Over the past week, we saw highly volatile movements within the single European currency. The market reached a high of 1.0197, but was later affected by a sharp correction that took the pair down towards the levels at around 0.9950. There, we saw repeated attempts by the bulls to break through the resistances at around 1.0000, but with no success. The attempts of the bears to breach the bottom below 0.9950 were also fruitless. This week, we expect streams of important events that could lead to even greater volatility. On Wednesday, we will await the decision of the U.S. Federal Reserve on its main interest rate and the follow-up market reaction to the expected increase by another 0.75%. Then, on Friday, we will follow the EU managers’ estimates on manufacturing and services. Today, however, there are no scheduled events that are expected to move the EUR/USD in any fundamental way. Whether the pressure will continue and whether the level at 0.9950 will be breached remains to be seen later this week. However, a possible negative reaction to the dollar should not be ruled out as well.
On Wednesday last week, the Ninja’s attempt to breach its previous high of 144.93 failed, and by the end of the week, the currency pair was locked in a narrow range between 143.60 and 142.60. The dollar is calling the shots so far, so the most important data in the coming days will be the Fed’s decision to raise the key interest rate in the U.S. by another 0.75% on Wednesday. Usually, the reaction is positive for the dollar and we will likely see an extension of the rally against the yen that has not stopped since the beginning of the year, but divergences in Fed expectations could shake the dollar and result in a deeper correction than the one we witnessed just a few trading sessions ago. Let’s also not forget the interest rate decision from Japan’s BoJ, which is expected this Thursday. No changes in the policy of the Japanese central bank are expected, but surprises here should not be ruled out still. Today is an official non-working day in Japan, so support for the currency is expected to be weak.
The Cable continued its downtrend from last week. After seeing a weekly high of 1.1736 on Tuesday, it looks like the bears have found good entry points as they took full control over the pair right until the end of the week. A few hours before the end of the last trading session for the week, we saw a new bottom at 1.1348. There, the pair stabilised and managed to end the session at about 80 pips higher than the local bottom. This week, on Thursday, the Bank of England will also announce its main interest rate decision, but not before the Fed’s decision on Wednesday. The BoE is expected to raise its rate by 0.50%. Rumours of both a larger and a smaller interest rate hike are both present, so the reaction to the data should be closely monitored. The downtrend is strong, but a potential interest rate hike could stabilise the currency pair and we could see sharp upward corrections.
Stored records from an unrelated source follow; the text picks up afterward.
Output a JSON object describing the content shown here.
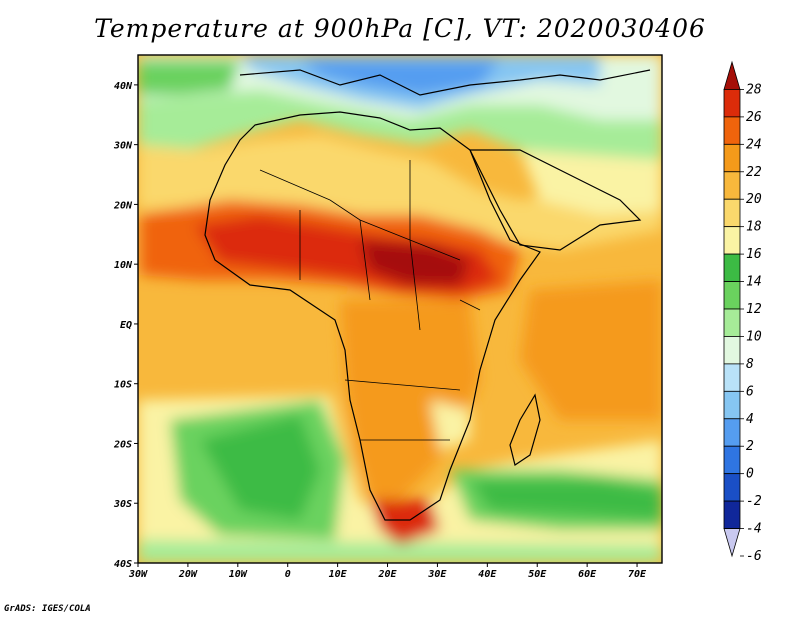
{
  "title": "Temperature at 900hPa [C], VT: 2020030406",
  "credit": "GrADS: IGES/COLA",
  "map": {
    "projection": "lat-lon",
    "lon_range": [
      -30,
      75
    ],
    "lat_range": [
      -40,
      45
    ],
    "lon_ticks": [
      "30W",
      "20W",
      "10W",
      "0",
      "10E",
      "20E",
      "30E",
      "40E",
      "50E",
      "60E",
      "70E"
    ],
    "lat_ticks": [
      "40S",
      "30S",
      "20S",
      "10S",
      "EQ",
      "10N",
      "20N",
      "30N",
      "40N"
    ]
  },
  "colorbar": {
    "levels": [
      "28",
      "26",
      "24",
      "22",
      "20",
      "18",
      "16",
      "14",
      "12",
      "10",
      "8",
      "6",
      "4",
      "2",
      "0",
      "-2",
      "-4",
      "-6"
    ],
    "colors": [
      "#a50f08",
      "#dc2c0a",
      "#f0640c",
      "#f59a1a",
      "#f8b83c",
      "#fad86c",
      "#faf3a4",
      "#3cbb44",
      "#6ad25e",
      "#a6ec98",
      "#e2f8e0",
      "#b9e2f8",
      "#86c6f2",
      "#559df0",
      "#2f75e2",
      "#1a4fc6",
      "#10279a",
      "#c9c9f0"
    ]
  }
}
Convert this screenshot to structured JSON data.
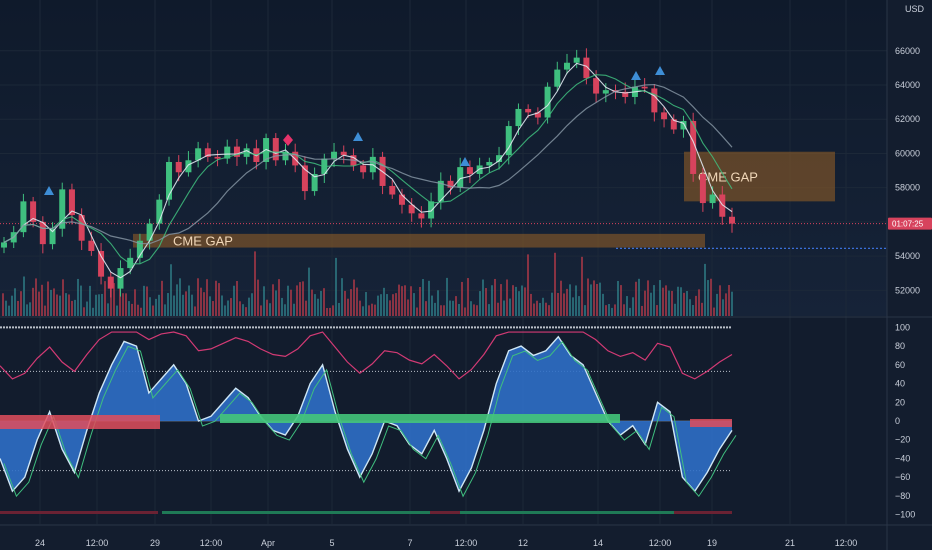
{
  "chart_data": [
    {
      "type": "candlestick",
      "currency": "USD",
      "y_ticks": [
        "66000",
        "64000",
        "62000",
        "60000",
        "58000",
        "56000",
        "54000",
        "52000"
      ],
      "ylim": [
        50500,
        68500
      ],
      "x_ticks": [
        "24",
        "12:00",
        "29",
        "12:00",
        "Apr",
        "5",
        "7",
        "12:00",
        "12",
        "14",
        "12:00",
        "19",
        "21",
        "12:00"
      ],
      "current_price_countdown": "01:07:25",
      "annotations": [
        {
          "label": "CME GAP",
          "y_range": [
            54500,
            55300
          ]
        },
        {
          "label": "CME GAP",
          "y_range": [
            57200,
            60100
          ]
        }
      ],
      "close_series": [
        54800,
        55400,
        57200,
        56000,
        54700,
        55600,
        57900,
        56400,
        54900,
        54300,
        52800,
        52100,
        53300,
        53900,
        54900,
        55900,
        57300,
        59500,
        58900,
        59600,
        60300,
        59800,
        59700,
        60400,
        59800,
        60300,
        59500,
        60900,
        59600,
        60100,
        59300,
        57800,
        58800,
        59700,
        60100,
        59900,
        59300,
        58900,
        59800,
        58100,
        57600,
        57000,
        56500,
        56200,
        57200,
        58400,
        58000,
        59200,
        58800,
        59300,
        59500,
        59900,
        61600,
        62600,
        62400,
        62100,
        63900,
        64900,
        65300,
        65600,
        64400,
        63500,
        63700,
        63600,
        63300,
        63900,
        63800,
        62400,
        62000,
        61400,
        61900,
        58800,
        57100,
        57600,
        56300,
        55900
      ]
    },
    {
      "type": "oscillator",
      "y_ticks": [
        "100",
        "80",
        "60",
        "40",
        "20",
        "0",
        "−20",
        "−40",
        "−60",
        "−80",
        "−100"
      ],
      "ylim": [
        -110,
        110
      ],
      "levels": [
        100,
        53,
        -53
      ],
      "wave_series": [
        -40,
        -75,
        -60,
        -20,
        10,
        -30,
        -55,
        -10,
        30,
        60,
        85,
        80,
        30,
        45,
        60,
        40,
        0,
        5,
        20,
        35,
        25,
        5,
        -10,
        -15,
        5,
        40,
        60,
        10,
        -30,
        -60,
        -35,
        0,
        -5,
        -25,
        -35,
        -10,
        -40,
        -75,
        -50,
        -10,
        40,
        75,
        80,
        70,
        75,
        90,
        70,
        60,
        30,
        0,
        -15,
        -5,
        -25,
        20,
        10,
        -60,
        -75,
        -55,
        -30,
        -10
      ]
    }
  ]
}
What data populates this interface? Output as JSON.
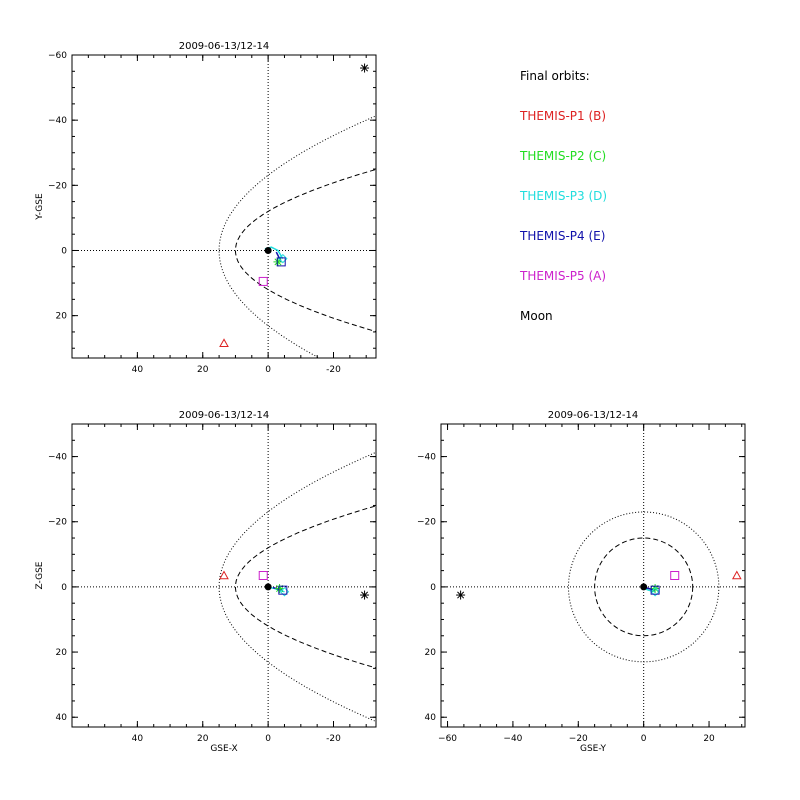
{
  "chart_data": [
    {
      "type": "scatter",
      "panel": "xy",
      "title": "2009-06-13/12-14",
      "xlabel": "",
      "ylabel": "Y-GSE",
      "xlim": [
        60,
        -33
      ],
      "ylim": [
        -60,
        33
      ],
      "xticks": [
        40,
        20,
        0,
        -20
      ],
      "yticks": [
        -60,
        -40,
        -20,
        0,
        20
      ],
      "grid": false,
      "crosshair": true,
      "boundaries": [
        {
          "name": "",
          "style": "dotted",
          "kind": "parabola",
          "nose": 15,
          "y_at_minus30": 40
        },
        {
          "name": "",
          "style": "dashed",
          "kind": "parabola",
          "nose": 10,
          "y_at_minus30": 24
        }
      ],
      "earth": [
        0,
        0
      ],
      "markers": [
        {
          "name": "THEMIS-P1 (B)",
          "symbol": "triangle",
          "color": "#dd2222",
          "x": 13.5,
          "y": 28.5
        },
        {
          "name": "THEMIS-P2 (C)",
          "symbol": "asterisk",
          "color": "#22dd22",
          "x": -3,
          "y": 3.5
        },
        {
          "name": "THEMIS-P3 (D)",
          "symbol": "diamond",
          "color": "#22dddd",
          "x": -4.5,
          "y": 2.5
        },
        {
          "name": "THEMIS-P4 (E)",
          "symbol": "square",
          "color": "#1111aa",
          "x": -4,
          "y": 3.5
        },
        {
          "name": "THEMIS-P5 (A)",
          "symbol": "square",
          "color": "#cc22cc",
          "x": 1.5,
          "y": 9.5
        },
        {
          "name": "Moon",
          "symbol": "asterisk",
          "color": "#000000",
          "x": -29.5,
          "y": -56
        }
      ],
      "tracks": [
        {
          "color": "#22dddd",
          "points": [
            [
              1,
              -0.5
            ],
            [
              -1,
              -1
            ],
            [
              -3,
              0
            ],
            [
              -4.5,
              2.5
            ]
          ]
        },
        {
          "color": "#1111aa",
          "points": [
            [
              -2.5,
              0.5
            ],
            [
              -4,
              3.5
            ]
          ]
        }
      ]
    },
    {
      "type": "scatter",
      "panel": "xz",
      "title": "2009-06-13/12-14",
      "xlabel": "GSE-X",
      "ylabel": "Z-GSE",
      "xlim": [
        60,
        -33
      ],
      "ylim": [
        -50,
        43
      ],
      "xticks": [
        40,
        20,
        0,
        -20
      ],
      "yticks": [
        -40,
        -20,
        0,
        20,
        40
      ],
      "grid": false,
      "crosshair": true,
      "boundaries": [
        {
          "name": "",
          "style": "dotted",
          "kind": "parabola",
          "nose": 15,
          "y_at_minus30": 40
        },
        {
          "name": "",
          "style": "dashed",
          "kind": "parabola",
          "nose": 10,
          "y_at_minus30": 24
        }
      ],
      "earth": [
        0,
        0
      ],
      "markers": [
        {
          "name": "THEMIS-P1 (B)",
          "symbol": "triangle",
          "color": "#dd2222",
          "x": 13.5,
          "y": -3.5
        },
        {
          "name": "THEMIS-P2 (C)",
          "symbol": "asterisk",
          "color": "#22dd22",
          "x": -3.5,
          "y": 0.5
        },
        {
          "name": "THEMIS-P3 (D)",
          "symbol": "diamond",
          "color": "#22dddd",
          "x": -5,
          "y": 1.5
        },
        {
          "name": "THEMIS-P4 (E)",
          "symbol": "square",
          "color": "#1111aa",
          "x": -4.5,
          "y": 1
        },
        {
          "name": "THEMIS-P5 (A)",
          "symbol": "square",
          "color": "#cc22cc",
          "x": 1.5,
          "y": -3.5
        },
        {
          "name": "Moon",
          "symbol": "asterisk",
          "color": "#000000",
          "x": -29.5,
          "y": 2.5
        }
      ],
      "tracks": [
        {
          "color": "#22dddd",
          "points": [
            [
              0.5,
              0
            ],
            [
              -2,
              0.5
            ],
            [
              -5,
              1.5
            ]
          ]
        },
        {
          "color": "#1111aa",
          "points": [
            [
              -1.5,
              0.2
            ],
            [
              -4.5,
              1
            ]
          ]
        }
      ]
    },
    {
      "type": "scatter",
      "panel": "yz",
      "title": "2009-06-13/12-14",
      "xlabel": "GSE-Y",
      "ylabel": "",
      "xlim": [
        -62,
        31
      ],
      "ylim": [
        -50,
        43
      ],
      "xticks": [
        -60,
        -40,
        -20,
        0,
        20
      ],
      "xtick_labels": [
        "−60",
        "−40",
        "−20",
        "0",
        "20"
      ],
      "yticks": [
        -40,
        -20,
        0,
        20,
        40
      ],
      "grid": false,
      "crosshair": true,
      "circles": [
        {
          "name": "",
          "style": "dotted",
          "radius": 23
        },
        {
          "name": "",
          "style": "dashed",
          "radius": 15
        }
      ],
      "earth": [
        0,
        0
      ],
      "markers": [
        {
          "name": "THEMIS-P1 (B)",
          "symbol": "triangle",
          "color": "#dd2222",
          "x": 28.5,
          "y": -3.5
        },
        {
          "name": "THEMIS-P2 (C)",
          "symbol": "asterisk",
          "color": "#22dd22",
          "x": 3.5,
          "y": 0.5
        },
        {
          "name": "THEMIS-P3 (D)",
          "symbol": "diamond",
          "color": "#22dddd",
          "x": 3.5,
          "y": 1.5
        },
        {
          "name": "THEMIS-P4 (E)",
          "symbol": "square",
          "color": "#1111aa",
          "x": 3.5,
          "y": 1
        },
        {
          "name": "THEMIS-P5 (A)",
          "symbol": "square",
          "color": "#cc22cc",
          "x": 9.5,
          "y": -3.5
        },
        {
          "name": "Moon",
          "symbol": "asterisk",
          "color": "#000000",
          "x": -56,
          "y": 2.5
        }
      ],
      "tracks": [
        {
          "color": "#22dddd",
          "points": [
            [
              -0.5,
              0.2
            ],
            [
              1.5,
              1
            ],
            [
              3.5,
              1.5
            ]
          ]
        },
        {
          "color": "#1111aa",
          "points": [
            [
              0.5,
              0.2
            ],
            [
              3.5,
              1
            ]
          ]
        }
      ]
    }
  ],
  "legend": {
    "heading": "Final orbits:",
    "items": [
      {
        "label": "THEMIS-P1 (B)",
        "color": "#dd2222"
      },
      {
        "label": "THEMIS-P2 (C)",
        "color": "#22dd22"
      },
      {
        "label": "THEMIS-P3 (D)",
        "color": "#22dddd"
      },
      {
        "label": "THEMIS-P4 (E)",
        "color": "#1111aa"
      },
      {
        "label": "THEMIS-P5 (A)",
        "color": "#cc22cc"
      },
      {
        "label": "Moon",
        "color": "#000000"
      }
    ]
  }
}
Last week, the EUGERMANY40 got off to a decent start by reaching a high of 13567, but as with the other instruments mentioned in today’s analysis, the downward corrections did not wait. We saw a sharp decline and a consolidation at around 13000, but the key level did not hold and another bear attack followed, which found its bottom at 12690. The German index therefore failed to reach a new bottom and did not confirm its downtrend. Important to its direction this week will be the German managers’ assessment of manufacturing, which we will see on Friday at 07:30 GMT. We also see a high correlation with the U.S. indices which, in turn, are expected to be affected by the U.S. interest rate decision on Wednesday.
The blue-chip index also started last week with some recent gains and reached the key level of 32500. However, what followed was one of the most aggressive bear attacks in the last quarter. The declines in some shares were so big that trading on the exchange was halted for a couple of minutes. .A consolidation followed, which lasted for almost three days. However, this was followed up by yet another bear attack that resulted in a new low of 30542. The downward pressure is high due to expectations this week that the Fed will raise its main rate on Wednesday at 12:30 GMT) by another 0.75 basis points, or up to 3.25%. Much of this decision is already baked into the market, but if we see a surprising decision from the Fed, then the market’s reaction could also be unexpected. While the probability of the trend to continue its decline is high, aggressive and tempting upward corrections should not be ruled out as well.